Betsy Pandora (MCRP ’10) is the Executive Director at Short North Alliance (SNA), an advocacy organization for the culturally rich Short North Arts District. She has served as the Education Outreach and Development Coordinator at the Wexner Center for the Arts and as strategic planning assistant in the director’s office. More recently, Pandora was the Healthy Places Coordinator for Columbus Public Health Department and was the leading force behind Columbus Art Walks. The Short North Arts District is recognized as a pioneer in urban revitalization and features one of the most dynamic concentrations of creative art, dining, nightlife, fashion, home décor and unique gift establishments in all of Ohio. The mission of the Short North Alliance is to nurture the Short North Arts District as a vibrant, creative, and inclusive community and leading arts destination.

Mar 1

A student team representing all three academic sections within the Knowlton School was awarded Honorable Mention in the 2019 Urban Land Institute (ULI) Hines Competition for its “EXPO Cincy” proposal.
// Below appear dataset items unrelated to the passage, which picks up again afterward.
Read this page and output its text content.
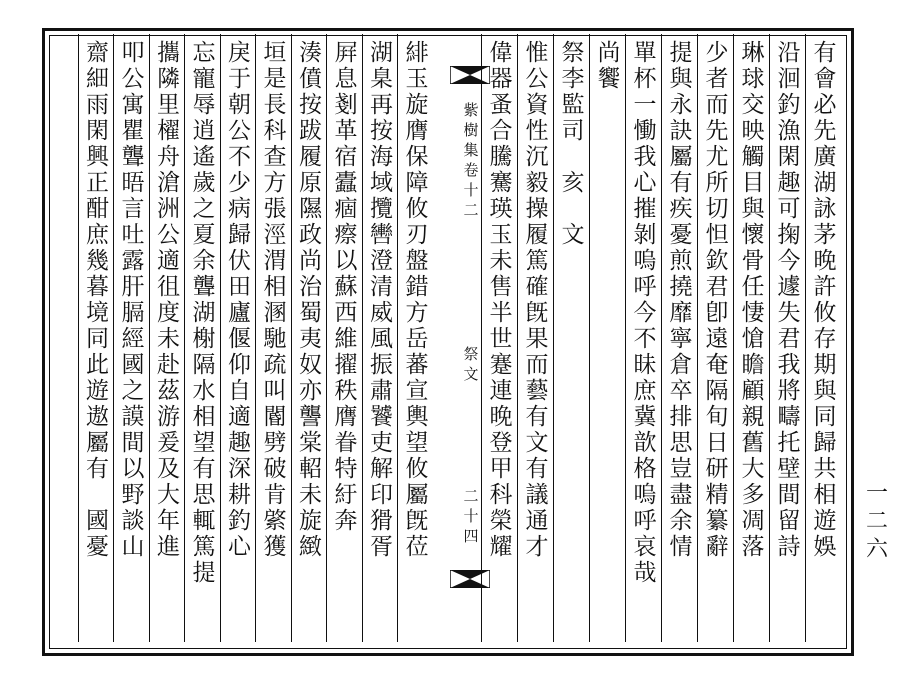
有
會
必
先
廣
湖
詠
茅
晚
許
攸
存
期
與
同
歸
共
相
遊
娛
沿
洄
釣
漁
閑
趣
可
掬
今
遽
失
君
我
將
疇
托
壁
間
留
詩
琳
球
交
映
觸
目
與
懷
骨
任
悽
愴
瞻
顧
親
舊
大
多
凋
落
少
者
而
先
尤
所
切
怛
欽
君
卽
遠
奄
隔
旬
日
研
精
纂
辭
提
與
永
訣
屬
有
疾
憂
煎
撓
靡
寧
倉
卒
排
思
豈
盡
余
情
單
杯
一
慟
我
心
摧
剝
嗚
呼
今
不
昧
庶
冀
歆
格
嗚
呼
哀
哉
尚
饗
祭
李
監
司

亥

文
惟
公
資
性
沉
毅
操
履
篤
確
旣
果
而
藝
有
文
有
議
通
才
偉
器
蚤
合
騰
騫
瑛
玉
未
售
半
世
蹇
連
晚
登
甲
科
榮
耀
緋
玉
旋
膺
保
障
攸
刃
盤
錯
方
岳
蕃
宣
輿
望
攸
屬
旣
莅
湖
臬
再
按
海
域
攬
轡
澄
清
威
風
振
肅
饕
吏
解
印
猾
胥
屛
息
剗
革
宿
蠹
痼
瘵
以
蘇
西
維
擢
秩
膺
眷
特
紆
奔
湊
僨
按
跋
履
原
隰
政
尚
治
蜀
夷
奴
亦
讋
棠
軺
未
旋
緻
垣
是
長
科
查
方
張
涇
渭
相
溷
馳
疏
叫
閽
劈
破
肯
綮
獲
戾
于
朝
公
不
少
病
歸
伏
田
廬
偃
仰
自
適
趣
深
耕
釣
心
忘
寵
辱
逍
遙
歲
之
夏
余
聾
湖
榭
隔
水
相
望
有
思
輒
篤
提
攜
隣
里
櫂
舟
滄
洲
公
適
徂
度
未
赴
茲
游
爰
及
大
年
進
叩
公
寓
瞿
聾
晤
言
吐
露
肝
膈
經
國
之
謨
間
以
野
談
山
齋
細
雨
閑
興
正
酣
庶
幾
暮
境
同
此
遊
遨
屬
有

國
憂
紫
樹
集
卷
十
二
祭
文
二
十
四
一
二
六
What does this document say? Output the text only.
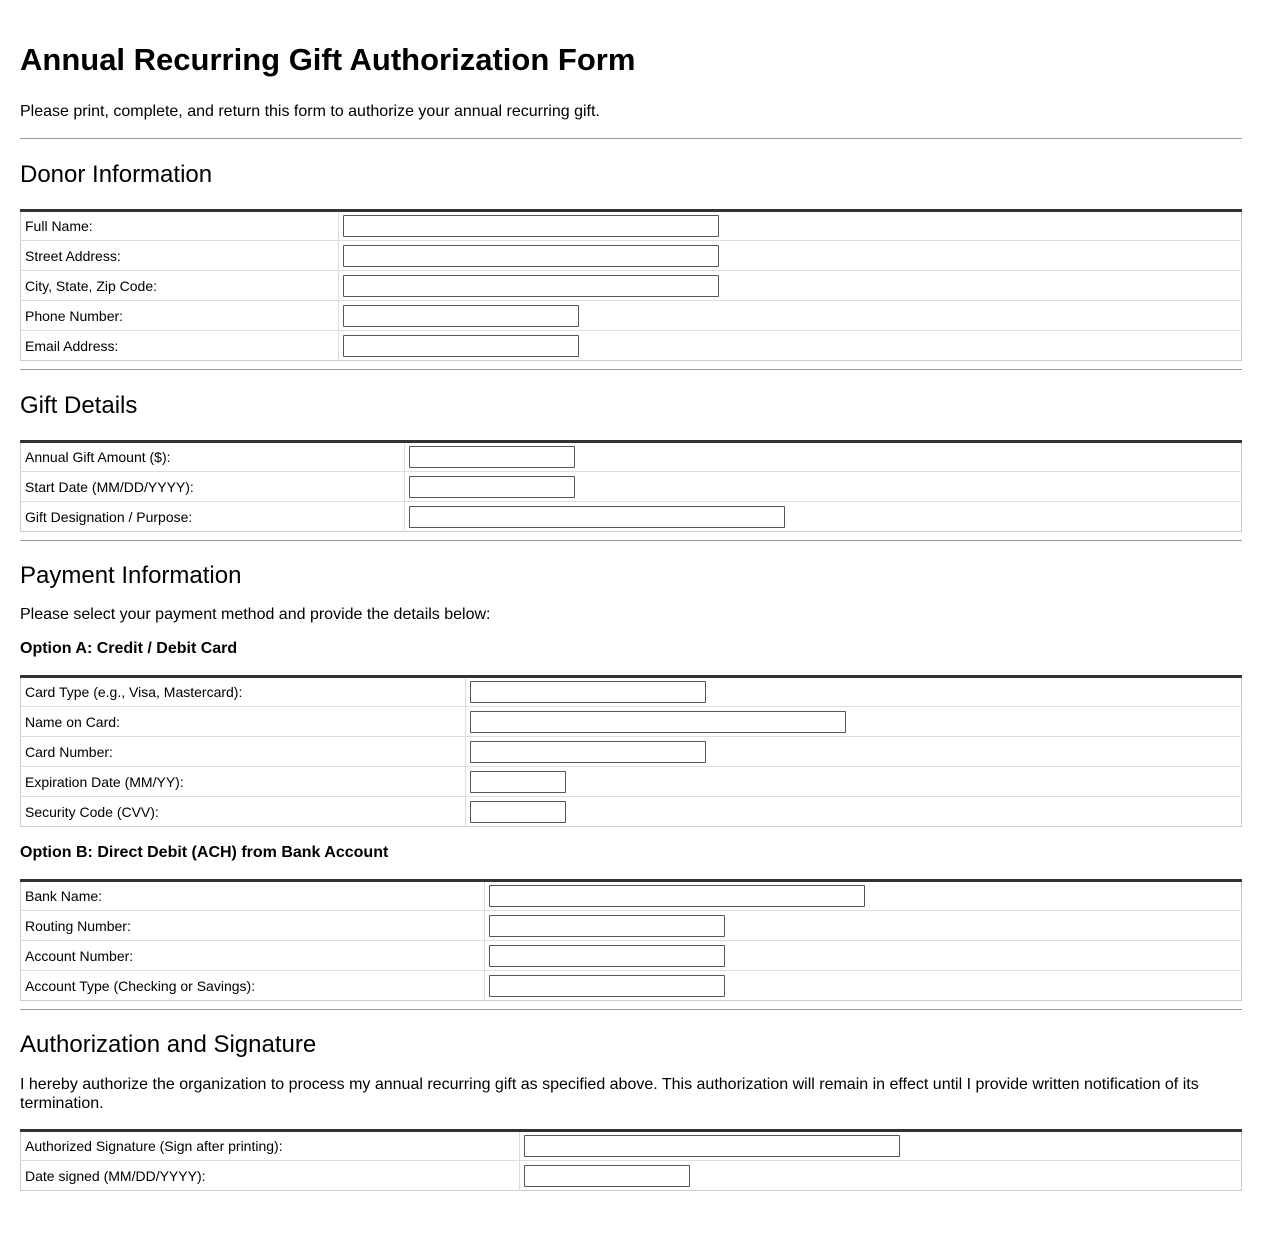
Annual Recurring Gift Authorization Form

Please print, complete, and return this form to authorize your annual recurring gift.

Donor Information
Full Name:	

Street Address:	

City, State, Zip Code:	

Phone Number:	

Email Address:	
Gift Details
Annual Gift Amount ($):	

Start Date (MM/DD/YYYY):	

Gift Designation / Purpose:	
Payment Information

Please select your payment method and provide the details below:

Option A: Credit / Debit Card

Card Type (e.g., Visa, Mastercard):	

Name on Card:	

Card Number:	

Expiration Date (MM/YY):	

Security Code (CVV):	

Option B: Direct Debit (ACH) from Bank Account

Bank Name:	

Routing Number:	

Account Number:	

Account Type (Checking or Savings):	
Authorization and Signature

I hereby authorize the organization to process my annual recurring gift as specified above. This authorization will remain in effect until I provide written notification of its termination.

Authorized Signature (Sign after printing):	

Date signed (MM/DD/YYYY):	
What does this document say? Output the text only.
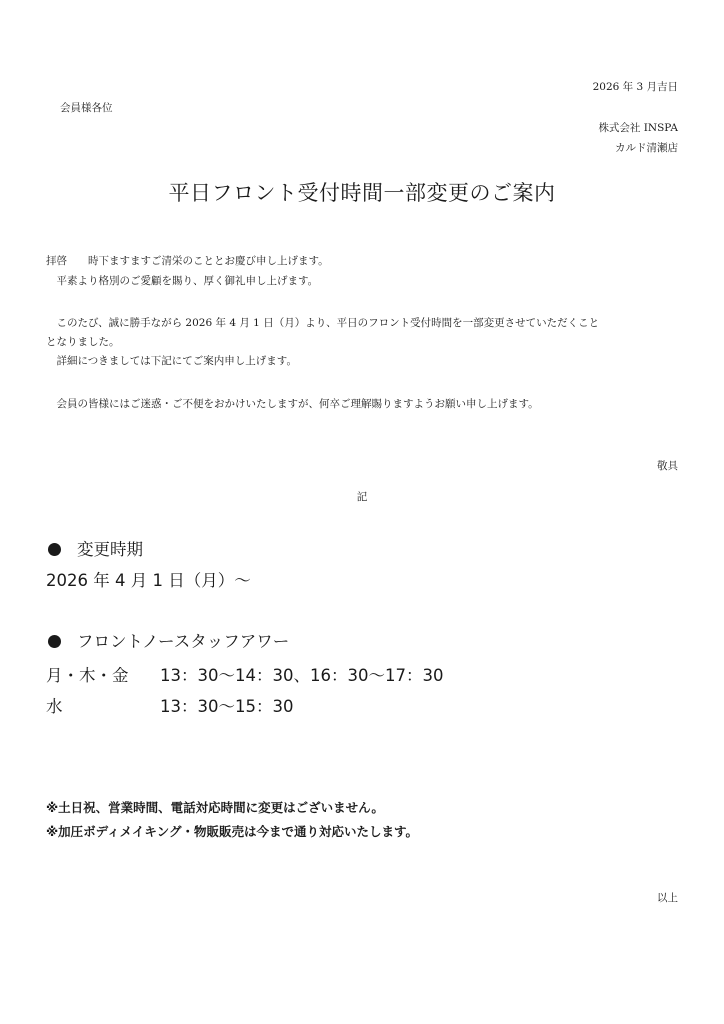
2026 年 3 月吉日
会員様各位
株式会社 INSPA
カルド清瀬店
平日フロント受付時間一部変更のご案内
拝啓　　時下ますますご清栄のこととお慶び申し上げます。
　平素より格別のご愛顧を賜り、厚く御礼申し上げます。
　このたび、誠に勝手ながら 2026 年 4 月 1 日（月）より、平日のフロント受付時間を一部変更させていただくこと
となりました。
　詳細につきましては下記にてご案内申し上げます。
　会員の皆様にはご迷惑・ご不便をおかけいたしますが、何卒ご理解賜りますようお願い申し上げます。
敬具
記
変更時期
2026 年 4 月 1 日（月）〜
フロントノースタッフアワー
月・木・金 13：30〜14：30、16：30〜17：30
水	13：30〜15：30
※土日祝、営業時間、電話対応時間に変更はございません。
※加圧ボディメイキング・物販販売は今まで通り対応いたします。
以上
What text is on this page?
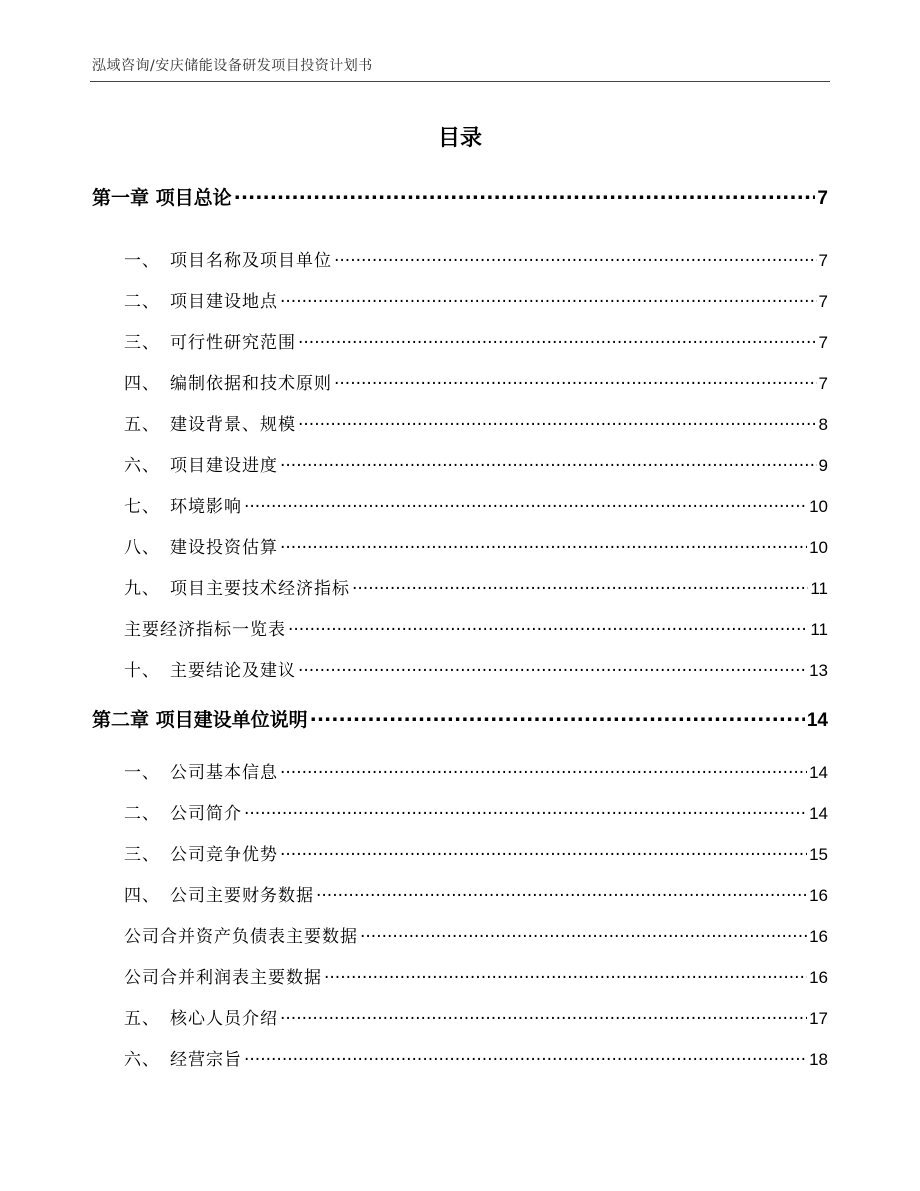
泓域咨询/安庆储能设备研发项目投资计划书
目录
第一章 项目总论 .....	7
一、 项目名称及项目单位 .....	7
二、 项目建设地点 .....	7
三、 可行性研究范围 .....	7
四、 编制依据和技术原则 .....	7
五、 建设背景、规模 .....	8
六、 项目建设进度 .....	9
七、 环境影响 .....	10
八、 建设投资估算 .....	10
九、 项目主要技术经济指标 .....	11
主要经济指标一览表 .....	11
十、 主要结论及建议 .....	13
第二章 项目建设单位说明 .....	14
一、 公司基本信息 .....	14
二、 公司简介 .....	14
三、 公司竞争优势 .....	15
四、 公司主要财务数据 .....	16
公司合并资产负债表主要数据 .....	16
公司合并利润表主要数据 .....	16
五、 核心人员介绍 .....	17
六、 经营宗旨 .....	18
In its 17th year, the ULI Competition challenges graduate students to devise a comprehensive design and development scheme for an actual site in an urban area. Unique to the competition is that the five-member teams must have student representation from at least three different disciplines pursuing at least three different degree programs.

Feb 28

Six Knowlton School students are this year’s recipients of Architecture Research and Travel Awards (ARTA), which supports independent research during summer 2019. This year’s awardees are: • Sarah Coleman (MLA), Building the Beaten Track: Heritage Landscapes at Risk in the Caucasus • Rosalie Starenko (MLA), Gothenburg, Sweden: Documenting a Dichotomy of Social and Environmental Sustainability • David Jefferies (BSCRP), Puerto Rico: An analysis of the Nuevo Normal • Ryan Vogel (MSCRP), Urban Planning Lessons from the Past • Lilly Saniel-Banrey (BSARCH), The Playful City: Rotterdam, Netherlands as a Model for Child-centric Urban Innovation • Brett Wedding (BSARCH), Switzerland, Germany, Austria, Czech Republic, and Denmark: Architecture from New Perspectives

Feb 22

“Autism Planning and Design Guidelines 1.0” has been selected as the 2019 AICP Student Project Award from the American Planning Association (APA). City and Regional Planning (CRP) students in Professor of Practice Kyle Ezell’s studios and workshop developed the project that explores ways planners, architects and landscape architects can create communities where adults with Autism Spectrum Disorder (ASD) can thrive. The project is the culmination of a one-and-a-half-year process that included three undergraduate studios and one graduate workshop where CRP students engaged with adults with autism, parents of adults with autism, professionals from planning and urban design-related fields, and experts on autism.